Pre-K Fireworks: There’s widespread and bipartisan energy building behind a push to boost early education in the state. But there’s a catch — a divide exists between those who want to expand half-day programs to a full day and make them better, and others who want to first get a better handle on how the existing programs are working. Count education advocacy group Raise Your Hand Texas in the former camp, and Gov.-elect Greg Abbott in the latter. 

The School Choice Battleground: In the 2013 session, despite a loud drumbeat leading up to January from supporters including Patrick and Lt. Gov. David Dewhurst, legislation that would allow students to receive public money to attend private schools died with barely a whimper. Now, a skirmish over private school vouchers is brewing again, but it’s unclear whether 2015 will see a different outcome. Two areas that may instead become the school choice battleground: a proposal known as an “Achievement School District,” which would create a statewide entity to manage underperforming campuses, and efforts to loosen regulation of virtual education.

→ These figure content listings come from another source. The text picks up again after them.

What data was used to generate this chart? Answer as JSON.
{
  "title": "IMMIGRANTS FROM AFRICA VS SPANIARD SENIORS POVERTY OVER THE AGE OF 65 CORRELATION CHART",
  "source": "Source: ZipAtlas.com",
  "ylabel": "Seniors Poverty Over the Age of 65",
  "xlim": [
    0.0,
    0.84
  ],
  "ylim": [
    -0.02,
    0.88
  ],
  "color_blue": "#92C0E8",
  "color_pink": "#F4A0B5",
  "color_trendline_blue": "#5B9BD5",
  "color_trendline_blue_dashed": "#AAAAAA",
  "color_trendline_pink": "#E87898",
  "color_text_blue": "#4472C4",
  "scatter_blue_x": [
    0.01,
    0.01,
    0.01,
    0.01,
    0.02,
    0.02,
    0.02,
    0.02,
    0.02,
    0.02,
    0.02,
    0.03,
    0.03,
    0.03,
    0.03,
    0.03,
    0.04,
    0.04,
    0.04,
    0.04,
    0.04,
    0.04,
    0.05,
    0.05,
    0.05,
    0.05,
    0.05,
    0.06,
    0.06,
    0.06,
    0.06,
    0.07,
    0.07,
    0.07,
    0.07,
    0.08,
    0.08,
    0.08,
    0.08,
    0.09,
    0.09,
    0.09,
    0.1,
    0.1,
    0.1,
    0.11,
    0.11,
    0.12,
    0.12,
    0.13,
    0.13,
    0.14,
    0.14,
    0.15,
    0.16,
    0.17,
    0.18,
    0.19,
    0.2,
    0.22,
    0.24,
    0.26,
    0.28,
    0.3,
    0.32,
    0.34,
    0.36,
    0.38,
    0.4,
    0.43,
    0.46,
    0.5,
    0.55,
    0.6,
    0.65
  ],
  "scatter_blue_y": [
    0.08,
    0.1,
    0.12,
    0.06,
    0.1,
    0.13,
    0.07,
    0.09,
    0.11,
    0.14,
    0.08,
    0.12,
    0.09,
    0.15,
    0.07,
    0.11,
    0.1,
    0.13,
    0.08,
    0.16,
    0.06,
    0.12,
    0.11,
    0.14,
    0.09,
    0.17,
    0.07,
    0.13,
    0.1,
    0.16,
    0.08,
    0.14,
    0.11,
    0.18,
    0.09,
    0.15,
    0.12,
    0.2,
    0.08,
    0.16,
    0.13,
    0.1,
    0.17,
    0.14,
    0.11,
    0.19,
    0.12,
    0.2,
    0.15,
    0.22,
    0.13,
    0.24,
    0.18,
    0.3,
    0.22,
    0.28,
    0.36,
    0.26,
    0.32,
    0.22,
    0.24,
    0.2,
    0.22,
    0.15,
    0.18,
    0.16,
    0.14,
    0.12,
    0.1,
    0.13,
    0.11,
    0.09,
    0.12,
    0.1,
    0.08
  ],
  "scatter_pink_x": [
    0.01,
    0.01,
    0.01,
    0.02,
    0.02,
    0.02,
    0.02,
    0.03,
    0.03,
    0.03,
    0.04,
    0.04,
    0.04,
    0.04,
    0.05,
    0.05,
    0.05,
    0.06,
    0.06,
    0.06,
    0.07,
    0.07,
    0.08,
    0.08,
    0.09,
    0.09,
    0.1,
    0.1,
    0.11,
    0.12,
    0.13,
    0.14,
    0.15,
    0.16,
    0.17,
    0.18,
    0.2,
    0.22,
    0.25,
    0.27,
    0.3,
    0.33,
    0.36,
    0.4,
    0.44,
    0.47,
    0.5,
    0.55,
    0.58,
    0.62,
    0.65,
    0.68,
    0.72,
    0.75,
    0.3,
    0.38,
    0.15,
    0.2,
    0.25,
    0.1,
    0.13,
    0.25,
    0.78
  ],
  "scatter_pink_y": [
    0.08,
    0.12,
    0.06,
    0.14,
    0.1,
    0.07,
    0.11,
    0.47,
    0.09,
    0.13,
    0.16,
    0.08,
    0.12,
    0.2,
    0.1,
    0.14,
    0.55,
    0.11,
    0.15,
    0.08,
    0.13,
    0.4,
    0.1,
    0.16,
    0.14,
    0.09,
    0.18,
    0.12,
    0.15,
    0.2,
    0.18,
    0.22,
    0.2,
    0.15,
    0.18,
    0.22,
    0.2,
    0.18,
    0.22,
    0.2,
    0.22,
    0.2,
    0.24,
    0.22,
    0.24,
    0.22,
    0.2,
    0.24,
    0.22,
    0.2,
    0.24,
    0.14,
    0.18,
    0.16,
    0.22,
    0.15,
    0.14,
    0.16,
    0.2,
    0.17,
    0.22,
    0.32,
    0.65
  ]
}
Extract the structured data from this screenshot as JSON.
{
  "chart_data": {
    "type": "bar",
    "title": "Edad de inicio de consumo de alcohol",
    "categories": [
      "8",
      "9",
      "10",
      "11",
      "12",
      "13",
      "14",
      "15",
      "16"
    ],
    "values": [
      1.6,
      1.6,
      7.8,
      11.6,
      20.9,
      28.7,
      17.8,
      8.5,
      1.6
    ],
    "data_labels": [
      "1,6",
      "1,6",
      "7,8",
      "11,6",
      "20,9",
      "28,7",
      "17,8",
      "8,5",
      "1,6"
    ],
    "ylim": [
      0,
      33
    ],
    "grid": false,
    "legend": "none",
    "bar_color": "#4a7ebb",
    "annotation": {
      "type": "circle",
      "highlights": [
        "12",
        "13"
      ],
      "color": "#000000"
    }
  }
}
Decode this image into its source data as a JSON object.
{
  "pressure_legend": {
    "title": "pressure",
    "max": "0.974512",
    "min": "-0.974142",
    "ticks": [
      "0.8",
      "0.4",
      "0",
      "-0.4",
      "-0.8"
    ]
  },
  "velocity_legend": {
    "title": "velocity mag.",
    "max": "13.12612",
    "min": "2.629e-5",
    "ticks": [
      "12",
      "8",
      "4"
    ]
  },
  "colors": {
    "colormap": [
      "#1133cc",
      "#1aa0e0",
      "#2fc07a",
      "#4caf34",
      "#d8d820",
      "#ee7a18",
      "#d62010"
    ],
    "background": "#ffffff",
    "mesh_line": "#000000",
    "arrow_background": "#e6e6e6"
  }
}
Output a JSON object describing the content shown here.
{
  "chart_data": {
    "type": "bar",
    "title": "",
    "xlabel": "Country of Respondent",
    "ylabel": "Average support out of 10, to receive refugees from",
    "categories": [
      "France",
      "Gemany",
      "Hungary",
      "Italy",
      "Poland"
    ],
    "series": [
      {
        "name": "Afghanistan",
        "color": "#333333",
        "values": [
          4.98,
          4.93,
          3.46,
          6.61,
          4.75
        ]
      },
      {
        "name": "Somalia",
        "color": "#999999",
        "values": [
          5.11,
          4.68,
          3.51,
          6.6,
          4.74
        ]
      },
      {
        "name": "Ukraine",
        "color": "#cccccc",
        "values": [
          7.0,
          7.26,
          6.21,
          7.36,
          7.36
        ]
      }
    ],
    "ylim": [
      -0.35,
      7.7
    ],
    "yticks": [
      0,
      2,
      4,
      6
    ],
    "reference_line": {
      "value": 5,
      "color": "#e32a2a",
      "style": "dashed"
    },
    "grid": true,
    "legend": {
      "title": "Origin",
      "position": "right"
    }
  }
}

How Money Gets Doled Out: With a school finance lawsuit awaiting arguments at the Texas Supreme Court, the Legislature could easily punt on making any changes to the way the state distributes funding to school districts. But that might be too much of a delay for some lawmakers. State Sen. Kirk Watson, an Austin Democrat, has already filed a slate of bills that he told the Houston Chronicle he hoped would get the “conversation started” on school finance. And regardless of how Watson’s bills fare, lawmakers can still tinker around the edges of the school finance system as they make choices in how the budget allocates funding across school districts.

Revisiting the Big Ticket Items of 2013: Last time they were in Austin, lawmakers overhauled high school curriculum and scaled back standardized testing requirements. They also approved the first expansion of charter schools in the state since they were established in 1995. If the interim hearings over the last year on the rollout of those new laws are any indication, expect discussion about improving high school students’ access to guidance counselors, and clarifying the process the state uses to close low-performing charters schools.